Agricultural Wages Board under pressure

The National Farmers’ Union (NFU) has described the outcome of this year's annual Agricultural Wages Board (AWB) negotiations as "challenging", while at the same time calling on the coalition government to abolish the board as soon as possible.

Following negotiations in Northamptonshire, the board has recommended that minimum hourly pay for Grade 2 standard rate and above increase by 2.8 per cent from October 1 2010, from £6.40/ hour currently to £6.58. Grade 1 agricultural minimum rate is proposed to rise by 2.4 per cent from £5.81/hour to £5.95/hour.

NFU deputy president Meurig Raymond said: “The outcome of this year’s negotiations will be seen as challenging for many farmers and growers. We appreciate that the cost of living is rising for farm workers as it is for employers and that they face the additional prospect of a penny rise in their national insurance contributions. We also want to make sure that the farming industry is seen as a stable and fair paying industry. The fact is that the sector has maintained employment levels whereas in most other parts of the economy they have fallen.

“Salaries must be market driven. The proposed award sits between inflation forecasts for CPI and RPI yet exceeds current levels of average pay growth across the economy. We expressed real concern to the Board about the pressures that many businesses are facing, particularly in the horticultural sector, one of the biggest employers, with several companies having gone out of business this year already.

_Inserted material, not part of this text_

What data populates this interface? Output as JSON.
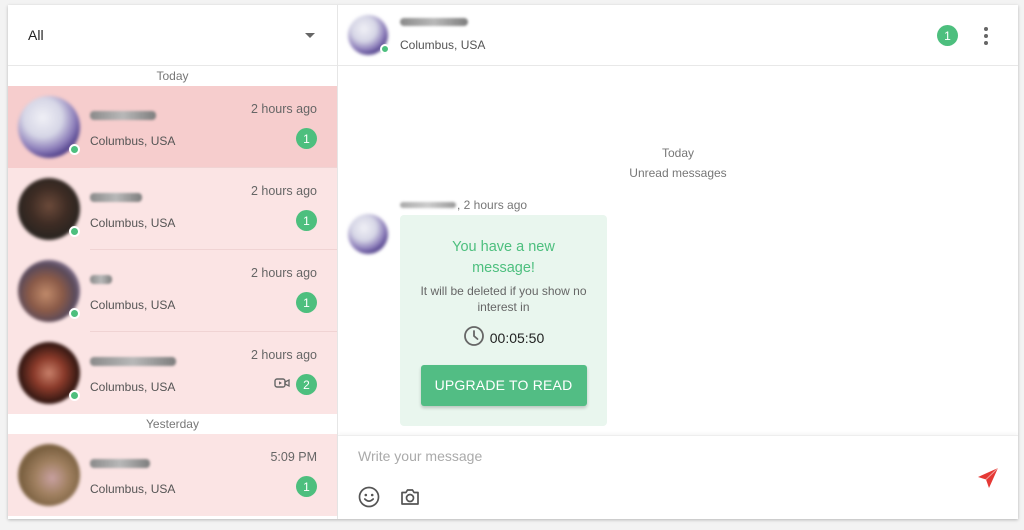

“The AWB is an industrial relations relic that has no place in modern society. It serves no other purpose than to add cost and complexity to farmers and growers. As an example of absurdity, a farming business may employ workers in a vegetable pack house at national minimum wage yet be forced to pay the same workers an extra two pence per hour for harvesting the crops. I am therefore calling on the coalition government to scrap the board at the earliest opportunity.”